Идеальная девушка
Шрифт:
Усевшись в кресле поудобней, я принялась неторопливо считывать малявку, пока она болтала о коллекции безалкогольных напитков, собранной со всех планет. К сожалению, я не знала ни об одной цивилизованной планете ничего, что могло бы впечатлить Тахипши и тем самым затянуть разговор.
Но малявка сама того не желая, отлично справлялась с этим без меня, подкинув хорошо знакомую тему:
— Жаль, из азетумских слизней не готовят ничего, — вздохнула она, перелистывая картотеку.
— Воображаю, что это вышел бы за напиточек, —
И без малого полчаса пересказывала общеизвестные сведения про человека, взявшего себе псевдоним Лотос и основавшего секту, культ которой создал вокруг жгучих азетумских слизней. Всеобщий интерес к этому проходимцу угас еще до рождения малявки, так что многого она не слышала, а вот моя бабушка любила рассказывать нам с братом ужастики про его последователей-идиотов. Мне же оставалось только переворачивать столь поучительные истории, сокрушаясь, как не везло настолько отважным и прогрессивным людям.
— Недопонимание и страх неискоренимы, — высокопарно закончила повествование я.
— Да! Люди не должны соваться не в свое дело! Я считаю, только я должна решать, что делать и чем наслаждаться, несмотря на возраст! Кто вообще сказал, что детство — это обязательно? Лично для меня это пустая трата времени, я не нуждаюсь в сюсюканье и сказках! — горячо воскликнула Тахипши. — Разве справедливо, что ради консервативного общества, в котором мы родились, нужно отказывать себе в том, что приносит радость и настоящее удовольствие? Хотя… без всех этих дураков, старающихся быть добренькими и жить по нелепым правилам, жизнь стала бы скучной.
— Полностью согласна. А что твой опекун?
— О, это дурак из дураков, — Тахипши сделала пренебрежительный жест. — Я могу делать почти все прямо у него под носом. Два года назад я сделала ожерелье из живых ящериц, нанизав их на леску, и этот старый осел только печально покачал башкой. Для эксперимента я подарила ожерелье одному мальчишке. Родители наверно, до сих пор таскают беднягу по мозгоправам и держат на железном поводке.
Малявка мерзко расхохоталась, и я прижала кулак ко рту, изображая, что тихонько посмеиваюсь.
В шесть лет этот ребенок уже обладал расчетливым умом и тягой ломать чужие жизни. Достаточно ли просто послать запись разговора с ней семье мальчика? Тахипши не знала их адреса, не интересовалась, куда они уехали.
Она еще что-то говорила, но я не слушала, долистала чужую память до конца. Ничего со мной не случилось, никаких истерик, искаженных ощущений, когда звуки исчезают, или чего-то еще подобного. Ужас тоже не торопился охватывать, лишая разума. Просто отвращение на всех возможных уровнях достигло предела. Я легко поднялась из кресла, под удивленным взглядом малявки.

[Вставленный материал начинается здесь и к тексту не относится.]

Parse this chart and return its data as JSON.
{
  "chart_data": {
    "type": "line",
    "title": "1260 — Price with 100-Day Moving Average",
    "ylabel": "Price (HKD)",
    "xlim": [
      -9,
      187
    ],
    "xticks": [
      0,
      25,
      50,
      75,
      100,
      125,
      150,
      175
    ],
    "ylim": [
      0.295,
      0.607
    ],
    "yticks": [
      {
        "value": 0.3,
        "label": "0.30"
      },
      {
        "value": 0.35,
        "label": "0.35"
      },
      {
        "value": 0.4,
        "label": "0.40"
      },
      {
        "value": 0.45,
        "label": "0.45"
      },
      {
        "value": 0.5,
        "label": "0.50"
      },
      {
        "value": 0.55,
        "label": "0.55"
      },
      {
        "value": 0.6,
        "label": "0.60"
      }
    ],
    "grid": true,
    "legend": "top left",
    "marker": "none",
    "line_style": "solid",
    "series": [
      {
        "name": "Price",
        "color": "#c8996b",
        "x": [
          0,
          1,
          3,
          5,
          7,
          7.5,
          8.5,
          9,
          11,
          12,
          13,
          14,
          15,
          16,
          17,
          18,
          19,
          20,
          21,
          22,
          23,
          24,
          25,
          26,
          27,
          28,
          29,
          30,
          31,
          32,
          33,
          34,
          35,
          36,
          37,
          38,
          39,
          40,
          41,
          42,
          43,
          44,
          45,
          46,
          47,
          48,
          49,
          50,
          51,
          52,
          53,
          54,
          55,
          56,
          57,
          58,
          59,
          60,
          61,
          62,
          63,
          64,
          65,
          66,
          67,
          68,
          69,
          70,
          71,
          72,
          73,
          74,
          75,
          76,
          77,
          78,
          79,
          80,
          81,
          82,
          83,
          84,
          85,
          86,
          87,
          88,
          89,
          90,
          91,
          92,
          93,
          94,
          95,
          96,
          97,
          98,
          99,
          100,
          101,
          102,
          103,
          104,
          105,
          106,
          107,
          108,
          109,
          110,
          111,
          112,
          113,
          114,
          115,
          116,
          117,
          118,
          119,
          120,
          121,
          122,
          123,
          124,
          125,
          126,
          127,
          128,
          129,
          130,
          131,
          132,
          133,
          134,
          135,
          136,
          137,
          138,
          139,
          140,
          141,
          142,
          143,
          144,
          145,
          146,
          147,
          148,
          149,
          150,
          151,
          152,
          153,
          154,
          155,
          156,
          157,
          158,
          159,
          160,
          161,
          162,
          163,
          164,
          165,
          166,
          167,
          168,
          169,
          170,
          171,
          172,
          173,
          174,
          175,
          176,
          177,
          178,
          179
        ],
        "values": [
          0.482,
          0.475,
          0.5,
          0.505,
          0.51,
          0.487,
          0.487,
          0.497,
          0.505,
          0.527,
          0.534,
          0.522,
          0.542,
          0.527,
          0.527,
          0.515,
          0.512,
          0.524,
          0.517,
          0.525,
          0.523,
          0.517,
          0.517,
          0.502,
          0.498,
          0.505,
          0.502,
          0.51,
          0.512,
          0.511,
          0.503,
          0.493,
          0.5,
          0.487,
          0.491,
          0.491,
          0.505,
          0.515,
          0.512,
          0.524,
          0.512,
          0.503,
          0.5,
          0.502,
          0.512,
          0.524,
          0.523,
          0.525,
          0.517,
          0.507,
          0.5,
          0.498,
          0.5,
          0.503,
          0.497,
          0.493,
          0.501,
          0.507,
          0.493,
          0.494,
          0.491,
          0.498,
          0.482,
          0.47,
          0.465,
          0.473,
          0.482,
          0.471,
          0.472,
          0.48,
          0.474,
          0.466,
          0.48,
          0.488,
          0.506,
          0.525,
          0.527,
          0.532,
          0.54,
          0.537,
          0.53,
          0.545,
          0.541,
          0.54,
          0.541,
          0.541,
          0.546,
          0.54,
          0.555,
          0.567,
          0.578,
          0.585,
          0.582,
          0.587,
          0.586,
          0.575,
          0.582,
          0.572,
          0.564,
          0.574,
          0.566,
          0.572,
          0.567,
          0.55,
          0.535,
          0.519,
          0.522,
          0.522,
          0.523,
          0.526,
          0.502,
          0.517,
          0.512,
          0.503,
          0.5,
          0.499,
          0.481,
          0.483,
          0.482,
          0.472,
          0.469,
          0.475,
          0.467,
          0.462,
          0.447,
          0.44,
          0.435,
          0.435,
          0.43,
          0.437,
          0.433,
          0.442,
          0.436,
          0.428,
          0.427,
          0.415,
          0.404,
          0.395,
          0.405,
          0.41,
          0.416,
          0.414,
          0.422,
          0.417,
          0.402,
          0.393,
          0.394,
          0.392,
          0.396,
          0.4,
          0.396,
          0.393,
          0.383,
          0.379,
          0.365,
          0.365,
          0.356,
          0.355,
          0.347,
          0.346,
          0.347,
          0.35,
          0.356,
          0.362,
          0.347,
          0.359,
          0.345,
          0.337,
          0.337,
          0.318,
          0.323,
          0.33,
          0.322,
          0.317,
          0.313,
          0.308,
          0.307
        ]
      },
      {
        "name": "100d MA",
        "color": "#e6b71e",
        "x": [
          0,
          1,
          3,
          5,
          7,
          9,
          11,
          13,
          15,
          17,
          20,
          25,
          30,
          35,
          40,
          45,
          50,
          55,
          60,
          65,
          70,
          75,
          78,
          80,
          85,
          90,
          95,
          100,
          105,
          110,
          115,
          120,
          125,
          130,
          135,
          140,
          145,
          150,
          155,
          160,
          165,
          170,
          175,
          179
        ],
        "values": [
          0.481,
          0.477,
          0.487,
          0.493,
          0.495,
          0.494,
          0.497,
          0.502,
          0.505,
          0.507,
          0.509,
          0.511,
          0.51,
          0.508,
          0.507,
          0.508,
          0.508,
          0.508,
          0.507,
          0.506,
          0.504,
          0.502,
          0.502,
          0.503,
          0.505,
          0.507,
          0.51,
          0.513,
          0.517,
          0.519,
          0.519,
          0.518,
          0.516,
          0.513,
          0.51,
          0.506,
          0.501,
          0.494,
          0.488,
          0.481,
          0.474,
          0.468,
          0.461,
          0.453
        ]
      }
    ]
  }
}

— Извини, вспомнилось кое-что важное. Я на несколько минуток.
Ковра-языка, к слову, приобретенному в магазине детских развивающих игрушек, на полу балкона не оказалось. Верно, для сегодняшней задумки требовалась более приличная обстановка. Зато внизу простиралась каменистая пропасть, замаскированная под стильный сад и добавлявшая к высоте второго этажа коттеджа еще этак один с половиной.
Если где-то во вселенной и существовало воплощение Зла, то сейчас, по крайней мере, одно такое капризно надувало губы за моей спиной, в комнате, полной напоминаний о внутренностях. Тахипши даже приготовила дыхательную маску, на случай, если придется пускать в комнату усыпляющий газ. Она ожидала — сейчас я заявлю, что должна уйти.
К счастью, служебный передатчик — тонкая и прочная пластинка, показывала, что Марк на Лэтэтоне. Я набрала ему сообщение, отправила и стала ждать.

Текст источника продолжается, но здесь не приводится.